A! Magazine for the Arts

Steven Cregger with his colorful masks (photo by David Grace)

Steven Cregger with his colorful masks (photo by David Grace)

Steven Cregger’s art is on display at school

August 29, 2018

Steve Cregger was a doodler when he was a child. His parents used it to keep him quiet during church.

“I always had a pad and pencil, and I’d draw caricatures in church. My favorites were the choir members. I’d draw little sketches. If they were nice, I’d give them to them. If they weren’t, I wouldn’t,” he says.

While he describes himself as a painter, he didn’t pick up a paintbrush until high school. “Marie-Claire Bullins at Chilhowie High School was my number one supporter and critic. She was a wonderful lady, when she was asleep. We went round and round. If she liked you, she was hard on you. My senior year, I was working on a big painting that would be put up in the cafeteria. I went around and took pictures of nine or 10 friends, put them in a collage and was starting to work on it. I was mixing peach, white and brown tints to get flesh tones. She told me to use color. She said ‘Don’t you see blue, green, purple in your skin?’ I said ‘no’ and kept going. She told me again I needed to use color. I knew better. I came in the next day, and all the faces were blue, green, yellow, every color. I said ‘What did you do.’ She said ‘Go fix it.’ That was the best thing she ever did for me. I teach now because of the teachers who molded me,” he says.

After he graduated from Chilhowie High School, he went to Virginia Intermont College, Bristol, Virginia.

“I had a great experience at VI. I loved Sam Morrow, and I’ll never forget Marvin Tadlock. Just hanging out with him was one of our favorite things to do. VI was great. It shaped me into more of an artist with a point of view than I was. VI shaped me as an artist, and my first three years of teaching shaped me as a teacher, because nothing prepares you for 20 kindergartners,” he says.

Cregger says that most of his art is associated with school projects or inspired by his students. For example when his students created dream catchers, he created his own more elaborate versions on wood.

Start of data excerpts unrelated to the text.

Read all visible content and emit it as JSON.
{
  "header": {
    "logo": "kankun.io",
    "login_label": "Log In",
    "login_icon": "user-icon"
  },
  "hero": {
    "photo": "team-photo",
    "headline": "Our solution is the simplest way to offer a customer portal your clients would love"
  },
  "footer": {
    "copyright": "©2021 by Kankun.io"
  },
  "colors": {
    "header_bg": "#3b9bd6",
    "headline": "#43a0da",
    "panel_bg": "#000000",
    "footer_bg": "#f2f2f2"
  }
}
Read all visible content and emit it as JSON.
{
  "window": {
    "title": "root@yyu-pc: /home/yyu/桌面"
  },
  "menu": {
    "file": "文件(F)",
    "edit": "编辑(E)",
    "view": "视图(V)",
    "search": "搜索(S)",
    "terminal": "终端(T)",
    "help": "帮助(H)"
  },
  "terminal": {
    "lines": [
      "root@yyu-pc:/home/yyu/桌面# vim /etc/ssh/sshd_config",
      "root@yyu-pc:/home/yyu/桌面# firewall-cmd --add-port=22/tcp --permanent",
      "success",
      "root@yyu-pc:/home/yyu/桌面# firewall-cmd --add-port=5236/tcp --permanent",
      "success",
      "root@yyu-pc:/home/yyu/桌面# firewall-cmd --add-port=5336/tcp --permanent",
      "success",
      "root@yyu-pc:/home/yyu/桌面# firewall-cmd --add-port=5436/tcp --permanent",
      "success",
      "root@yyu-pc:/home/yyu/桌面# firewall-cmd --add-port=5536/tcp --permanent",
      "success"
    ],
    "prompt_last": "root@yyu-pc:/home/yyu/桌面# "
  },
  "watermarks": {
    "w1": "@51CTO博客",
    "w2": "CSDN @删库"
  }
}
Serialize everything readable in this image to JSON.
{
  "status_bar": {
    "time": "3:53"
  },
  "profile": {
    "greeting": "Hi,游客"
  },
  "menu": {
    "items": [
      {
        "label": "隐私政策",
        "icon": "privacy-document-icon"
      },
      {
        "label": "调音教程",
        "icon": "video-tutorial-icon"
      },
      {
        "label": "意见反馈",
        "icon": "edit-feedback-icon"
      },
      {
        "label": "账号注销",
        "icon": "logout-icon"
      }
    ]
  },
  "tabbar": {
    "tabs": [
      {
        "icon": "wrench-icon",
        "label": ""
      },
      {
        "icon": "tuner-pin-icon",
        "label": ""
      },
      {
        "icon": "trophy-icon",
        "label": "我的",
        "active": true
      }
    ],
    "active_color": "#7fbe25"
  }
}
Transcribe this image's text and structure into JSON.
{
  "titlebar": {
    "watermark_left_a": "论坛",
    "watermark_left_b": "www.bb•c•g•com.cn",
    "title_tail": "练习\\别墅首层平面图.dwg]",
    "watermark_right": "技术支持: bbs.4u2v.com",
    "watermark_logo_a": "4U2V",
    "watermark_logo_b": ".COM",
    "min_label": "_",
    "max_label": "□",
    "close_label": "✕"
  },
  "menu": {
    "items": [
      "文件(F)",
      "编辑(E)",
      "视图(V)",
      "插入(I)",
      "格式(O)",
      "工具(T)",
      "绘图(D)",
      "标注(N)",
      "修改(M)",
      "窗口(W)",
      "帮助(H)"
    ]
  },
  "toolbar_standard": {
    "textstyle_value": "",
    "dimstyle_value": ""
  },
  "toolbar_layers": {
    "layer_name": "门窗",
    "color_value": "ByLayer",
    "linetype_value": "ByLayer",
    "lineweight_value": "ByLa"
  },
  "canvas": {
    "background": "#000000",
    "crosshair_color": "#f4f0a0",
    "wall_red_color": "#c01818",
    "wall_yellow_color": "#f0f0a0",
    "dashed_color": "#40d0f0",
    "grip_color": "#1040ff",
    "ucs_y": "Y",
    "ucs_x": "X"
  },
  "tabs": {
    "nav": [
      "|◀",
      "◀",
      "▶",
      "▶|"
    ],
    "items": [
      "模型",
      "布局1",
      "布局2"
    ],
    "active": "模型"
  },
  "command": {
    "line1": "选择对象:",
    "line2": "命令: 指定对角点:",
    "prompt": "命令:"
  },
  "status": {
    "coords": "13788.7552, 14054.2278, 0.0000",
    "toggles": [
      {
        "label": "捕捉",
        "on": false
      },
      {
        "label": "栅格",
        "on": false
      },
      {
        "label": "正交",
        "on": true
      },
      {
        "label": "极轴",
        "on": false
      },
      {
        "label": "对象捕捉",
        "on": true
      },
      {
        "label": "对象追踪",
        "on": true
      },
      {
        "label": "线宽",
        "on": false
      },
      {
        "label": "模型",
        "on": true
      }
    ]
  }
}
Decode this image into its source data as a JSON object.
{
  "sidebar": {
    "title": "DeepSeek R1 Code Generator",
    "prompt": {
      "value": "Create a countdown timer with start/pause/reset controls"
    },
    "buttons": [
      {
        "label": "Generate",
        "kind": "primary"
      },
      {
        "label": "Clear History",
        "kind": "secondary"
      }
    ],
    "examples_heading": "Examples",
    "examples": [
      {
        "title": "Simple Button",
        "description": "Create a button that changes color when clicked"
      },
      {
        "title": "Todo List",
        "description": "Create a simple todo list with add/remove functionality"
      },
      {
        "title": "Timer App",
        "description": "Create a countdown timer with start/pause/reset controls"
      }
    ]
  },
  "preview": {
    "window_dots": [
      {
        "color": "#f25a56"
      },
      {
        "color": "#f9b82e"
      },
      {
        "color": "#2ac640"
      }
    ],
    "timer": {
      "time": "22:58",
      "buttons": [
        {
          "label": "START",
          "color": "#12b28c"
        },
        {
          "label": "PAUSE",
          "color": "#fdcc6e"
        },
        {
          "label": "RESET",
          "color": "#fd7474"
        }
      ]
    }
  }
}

“I’ve always been colorful. I love color and a good outline. Sam Morrow used to eat me alive, because I put a good outline on everything.”

“I love the kids’ laughter. I love to hear them laugh. Laughter, color, music and the rare downtimes that I have inspire me. In the classroom, it’s a new group every 40 minutes, seven classes a day. I go from school to band rehearsals. When I get home, I sit on the porch for a little while. That time is important and inspiring. I love those quiet moments when I can reflect on what I’ve done that week,” he says.

His conversations with students also lead to artwork. In one conversation the students insisted that art had to be pretty. So Cregger created a family of ugly people. When he showed them to the students, they said they were art, but then admitted that they were ugly, which led to further discussion about whether art has to be “pretty.”

Cregger’s creativity doesn’t just come out in paintings. He’s also a musician.

He was in band in high school and loved it. He played trombone, baritone horn and tuba. When he went to VI, he joined the choir and was in the college’s musicals.

“When I started teaching, I needed that music. Mark Collins, the band director at John S. Battle, e-mailed me and asked if I would help with some props. They were doing an African show and the color guard needed African masks. So I made the masks and that started a friendship with Collins. Since them, I’ve been with them on the road, at all their games, rehearsals and band camps.

He plays baritone in State Line Wind Symphony. “It’s my favorite. It’s not a forefront instrument. It’s a harmony or back-up instrument and, surprisingly, I’m okay with that.

“This is who I am. You are defined by what you do. I love kids, and I love to make stuff. I like to sing, and I love good bluegrass music. I like to make stuff and I like my mama’s cooking.”